どちらの視点で見るかで同じ出来事も歪んで見えてしまうのがよくわかるし、どの方向から見ても主観が入るので客観視なんてないというのがよくわかった。
最後の最後に考えるのが結局それかと、なんだかやるせなくなった。 -
やられたら、やり返す!という復讐の無意味さを兄弟喧嘩という全世界共通な普遍的イベントに落とし込みながら嫌味ったらしく、バイオレンスに描いた内容は強烈!

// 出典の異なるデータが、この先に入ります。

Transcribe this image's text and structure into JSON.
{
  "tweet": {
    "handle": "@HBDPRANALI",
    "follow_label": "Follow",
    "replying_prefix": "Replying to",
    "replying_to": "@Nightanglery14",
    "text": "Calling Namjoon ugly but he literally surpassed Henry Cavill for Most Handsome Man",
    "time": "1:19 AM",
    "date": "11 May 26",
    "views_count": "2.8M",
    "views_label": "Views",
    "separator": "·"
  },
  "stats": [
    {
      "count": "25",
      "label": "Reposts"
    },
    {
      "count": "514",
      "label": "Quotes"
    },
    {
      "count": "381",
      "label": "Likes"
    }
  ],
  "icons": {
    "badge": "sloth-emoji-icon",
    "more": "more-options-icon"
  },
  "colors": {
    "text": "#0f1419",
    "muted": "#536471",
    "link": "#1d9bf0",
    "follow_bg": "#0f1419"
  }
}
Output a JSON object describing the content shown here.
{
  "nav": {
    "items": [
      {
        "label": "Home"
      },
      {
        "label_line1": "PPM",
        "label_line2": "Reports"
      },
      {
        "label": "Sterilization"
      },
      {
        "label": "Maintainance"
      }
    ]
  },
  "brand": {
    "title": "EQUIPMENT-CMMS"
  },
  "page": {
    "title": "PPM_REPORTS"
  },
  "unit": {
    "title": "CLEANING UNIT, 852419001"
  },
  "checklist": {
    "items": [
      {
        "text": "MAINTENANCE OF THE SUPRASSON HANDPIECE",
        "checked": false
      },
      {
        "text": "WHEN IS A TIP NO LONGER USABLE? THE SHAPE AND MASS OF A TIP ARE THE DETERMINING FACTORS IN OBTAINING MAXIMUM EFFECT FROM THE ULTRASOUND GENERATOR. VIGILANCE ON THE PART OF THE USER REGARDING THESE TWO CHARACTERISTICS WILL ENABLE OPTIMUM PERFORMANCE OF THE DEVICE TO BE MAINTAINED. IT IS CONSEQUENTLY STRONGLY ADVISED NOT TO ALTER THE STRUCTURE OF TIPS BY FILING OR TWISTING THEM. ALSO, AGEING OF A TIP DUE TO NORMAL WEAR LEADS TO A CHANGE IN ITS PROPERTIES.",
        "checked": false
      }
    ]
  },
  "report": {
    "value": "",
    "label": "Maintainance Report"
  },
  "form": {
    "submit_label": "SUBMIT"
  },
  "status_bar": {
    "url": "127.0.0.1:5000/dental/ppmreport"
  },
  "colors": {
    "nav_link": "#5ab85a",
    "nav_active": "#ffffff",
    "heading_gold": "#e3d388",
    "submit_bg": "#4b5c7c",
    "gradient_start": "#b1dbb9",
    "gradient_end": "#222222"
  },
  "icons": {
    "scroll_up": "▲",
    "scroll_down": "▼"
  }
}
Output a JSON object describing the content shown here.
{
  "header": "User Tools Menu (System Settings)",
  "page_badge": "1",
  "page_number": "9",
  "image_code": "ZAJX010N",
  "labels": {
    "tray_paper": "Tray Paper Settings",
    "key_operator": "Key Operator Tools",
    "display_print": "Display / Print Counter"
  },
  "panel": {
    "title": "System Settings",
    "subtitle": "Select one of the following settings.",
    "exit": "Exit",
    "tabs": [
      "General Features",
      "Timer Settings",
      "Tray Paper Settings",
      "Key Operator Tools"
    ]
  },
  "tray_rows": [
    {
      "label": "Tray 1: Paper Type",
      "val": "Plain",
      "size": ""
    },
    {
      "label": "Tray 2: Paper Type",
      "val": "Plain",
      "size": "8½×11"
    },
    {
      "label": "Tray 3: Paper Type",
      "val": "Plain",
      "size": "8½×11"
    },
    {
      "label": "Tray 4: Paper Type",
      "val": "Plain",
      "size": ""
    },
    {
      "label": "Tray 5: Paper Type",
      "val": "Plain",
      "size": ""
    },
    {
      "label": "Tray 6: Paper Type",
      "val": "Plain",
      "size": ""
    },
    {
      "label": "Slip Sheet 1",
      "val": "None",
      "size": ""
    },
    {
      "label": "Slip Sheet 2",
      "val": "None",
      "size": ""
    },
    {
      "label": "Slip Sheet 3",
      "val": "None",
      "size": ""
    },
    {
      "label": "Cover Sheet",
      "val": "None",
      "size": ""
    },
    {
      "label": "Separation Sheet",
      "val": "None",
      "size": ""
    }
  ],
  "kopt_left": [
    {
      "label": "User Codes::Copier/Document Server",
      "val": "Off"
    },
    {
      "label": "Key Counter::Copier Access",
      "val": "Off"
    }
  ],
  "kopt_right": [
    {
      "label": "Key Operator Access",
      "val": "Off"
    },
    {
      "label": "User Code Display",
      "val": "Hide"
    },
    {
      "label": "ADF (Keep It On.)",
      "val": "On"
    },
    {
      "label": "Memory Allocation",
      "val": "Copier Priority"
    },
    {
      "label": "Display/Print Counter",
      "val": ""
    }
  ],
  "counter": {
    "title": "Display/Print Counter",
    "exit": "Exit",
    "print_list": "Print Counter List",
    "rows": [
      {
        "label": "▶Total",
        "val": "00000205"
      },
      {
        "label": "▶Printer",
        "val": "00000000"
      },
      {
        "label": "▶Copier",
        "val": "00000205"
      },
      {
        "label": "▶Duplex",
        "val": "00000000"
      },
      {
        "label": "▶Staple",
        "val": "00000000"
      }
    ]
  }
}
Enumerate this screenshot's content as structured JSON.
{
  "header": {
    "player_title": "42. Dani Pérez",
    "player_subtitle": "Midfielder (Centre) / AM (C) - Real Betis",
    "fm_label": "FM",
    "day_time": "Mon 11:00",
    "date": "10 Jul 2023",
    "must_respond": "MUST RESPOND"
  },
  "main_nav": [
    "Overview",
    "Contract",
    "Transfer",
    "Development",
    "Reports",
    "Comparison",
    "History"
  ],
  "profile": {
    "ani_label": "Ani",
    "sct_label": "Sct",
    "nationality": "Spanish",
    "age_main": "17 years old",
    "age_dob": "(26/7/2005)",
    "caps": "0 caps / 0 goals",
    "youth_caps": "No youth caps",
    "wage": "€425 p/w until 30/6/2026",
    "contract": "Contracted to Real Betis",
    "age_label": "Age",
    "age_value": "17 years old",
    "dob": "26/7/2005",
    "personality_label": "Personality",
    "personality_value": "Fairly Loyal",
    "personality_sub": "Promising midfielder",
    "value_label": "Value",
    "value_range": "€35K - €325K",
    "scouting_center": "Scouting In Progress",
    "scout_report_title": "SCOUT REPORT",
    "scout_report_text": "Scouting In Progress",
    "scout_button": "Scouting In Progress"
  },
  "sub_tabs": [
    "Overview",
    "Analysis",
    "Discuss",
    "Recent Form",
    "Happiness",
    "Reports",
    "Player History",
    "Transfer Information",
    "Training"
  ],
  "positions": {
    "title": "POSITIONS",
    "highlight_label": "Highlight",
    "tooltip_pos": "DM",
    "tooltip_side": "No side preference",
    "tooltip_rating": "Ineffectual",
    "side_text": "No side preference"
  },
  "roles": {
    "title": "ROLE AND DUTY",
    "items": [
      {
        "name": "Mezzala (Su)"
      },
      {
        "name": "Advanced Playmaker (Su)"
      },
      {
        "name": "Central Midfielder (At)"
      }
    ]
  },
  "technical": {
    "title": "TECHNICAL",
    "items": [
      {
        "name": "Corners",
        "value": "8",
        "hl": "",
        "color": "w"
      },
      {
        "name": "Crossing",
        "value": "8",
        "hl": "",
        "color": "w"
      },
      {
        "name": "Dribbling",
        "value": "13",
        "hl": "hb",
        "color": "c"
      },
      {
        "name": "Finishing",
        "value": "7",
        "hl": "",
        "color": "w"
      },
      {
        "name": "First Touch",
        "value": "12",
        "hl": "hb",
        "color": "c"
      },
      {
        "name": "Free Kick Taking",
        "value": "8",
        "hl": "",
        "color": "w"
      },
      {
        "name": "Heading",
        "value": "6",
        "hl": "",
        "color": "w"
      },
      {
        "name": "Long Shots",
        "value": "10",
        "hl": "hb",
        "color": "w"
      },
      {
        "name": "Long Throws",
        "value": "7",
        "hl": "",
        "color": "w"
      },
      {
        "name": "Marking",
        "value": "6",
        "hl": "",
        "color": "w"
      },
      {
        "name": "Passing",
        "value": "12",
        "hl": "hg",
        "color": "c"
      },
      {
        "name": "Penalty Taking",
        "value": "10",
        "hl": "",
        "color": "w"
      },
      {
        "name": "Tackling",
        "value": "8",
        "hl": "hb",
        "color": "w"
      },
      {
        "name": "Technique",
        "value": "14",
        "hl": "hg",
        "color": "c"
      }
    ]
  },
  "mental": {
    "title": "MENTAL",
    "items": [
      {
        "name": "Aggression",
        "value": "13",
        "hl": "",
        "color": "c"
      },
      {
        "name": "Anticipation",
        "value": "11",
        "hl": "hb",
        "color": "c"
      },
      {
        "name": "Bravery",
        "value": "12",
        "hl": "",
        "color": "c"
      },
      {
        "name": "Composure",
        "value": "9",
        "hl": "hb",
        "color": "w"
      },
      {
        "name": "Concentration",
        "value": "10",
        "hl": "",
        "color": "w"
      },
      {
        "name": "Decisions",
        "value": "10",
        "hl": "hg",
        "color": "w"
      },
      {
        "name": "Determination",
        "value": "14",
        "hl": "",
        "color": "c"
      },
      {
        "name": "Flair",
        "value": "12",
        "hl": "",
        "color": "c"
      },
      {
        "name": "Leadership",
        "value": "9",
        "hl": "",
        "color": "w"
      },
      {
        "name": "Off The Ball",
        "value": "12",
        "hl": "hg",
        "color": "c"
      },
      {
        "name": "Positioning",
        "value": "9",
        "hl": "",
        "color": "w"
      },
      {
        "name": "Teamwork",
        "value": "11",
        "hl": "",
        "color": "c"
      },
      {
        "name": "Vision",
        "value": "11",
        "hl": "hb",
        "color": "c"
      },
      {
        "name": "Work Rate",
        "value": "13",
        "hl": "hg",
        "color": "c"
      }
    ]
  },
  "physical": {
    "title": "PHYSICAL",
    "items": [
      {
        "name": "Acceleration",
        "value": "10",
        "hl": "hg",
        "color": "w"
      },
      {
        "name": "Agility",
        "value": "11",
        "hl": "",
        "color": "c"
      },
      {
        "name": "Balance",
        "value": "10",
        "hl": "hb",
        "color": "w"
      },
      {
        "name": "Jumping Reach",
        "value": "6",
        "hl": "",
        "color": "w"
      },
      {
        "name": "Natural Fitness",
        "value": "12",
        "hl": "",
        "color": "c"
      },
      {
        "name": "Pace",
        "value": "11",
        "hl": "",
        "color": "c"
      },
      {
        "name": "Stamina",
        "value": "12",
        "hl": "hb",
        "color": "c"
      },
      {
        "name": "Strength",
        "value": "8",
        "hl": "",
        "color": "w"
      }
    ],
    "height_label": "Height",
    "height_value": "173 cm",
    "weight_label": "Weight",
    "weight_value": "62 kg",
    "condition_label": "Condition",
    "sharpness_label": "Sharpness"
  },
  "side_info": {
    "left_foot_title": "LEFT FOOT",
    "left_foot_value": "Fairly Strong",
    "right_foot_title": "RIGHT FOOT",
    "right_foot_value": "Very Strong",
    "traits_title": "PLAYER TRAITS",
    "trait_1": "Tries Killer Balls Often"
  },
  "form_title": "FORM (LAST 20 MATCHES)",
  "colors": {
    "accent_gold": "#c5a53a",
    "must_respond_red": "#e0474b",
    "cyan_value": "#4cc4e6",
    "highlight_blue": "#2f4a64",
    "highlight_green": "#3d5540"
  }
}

256ページからのリスタートな展開には絶句。からの着地に感服。綺麗事じゃない世界観が好み。これを17歳でカマした羽田圭介ヤバいでしょ。傑作! -
テンポ良いのですぐ読める。
憎しみで体が満ちていく描写が良かった。
17歳でこれを書いた事に驚いた。
面白かった。 -
20240206
えげつない
粘膜人間とはまた違う兄弟喧嘩
両親の存在感 -
17歳でこれを書いたなんて、やっぱり天才は違うなと思った!
兄弟それぞれの視点で書かれ、一気に読み切ってしまいました。
気持ち悪さもあるけど、面白かったです。 -
最近読んだ羽田圭介の作品が面白かったのでデビュー策を手に取ってみました。
一言でまとめてしまえば、「陰湿な兄弟喧嘩の物語」です。その単純な舞台設定と、なんだか壮大な正義の戦いのように描いているけれど結局のところ「家庭」という枠組みの中の小さな物語でしかない、ということが、この作品の世界が身近に感じられる理由なのだろうと思います。
お互いに激しく嫌悪している兄弟ですが、物語の語り手でもある兄は、弟への憎悪だけでなく、弟が兄である自分自身へ向ける憎しみの理由を考えたり、弟のあり様を受け止めようとしたりするなどの成長を見せます。
そして、大団円……といかないところが、羽田圭介らしいところです。
決して美しい物語ではありませんが、それでも読後感は悪くありませんでした。 -
作者17歳の時のデビュー作。文藝賞受賞。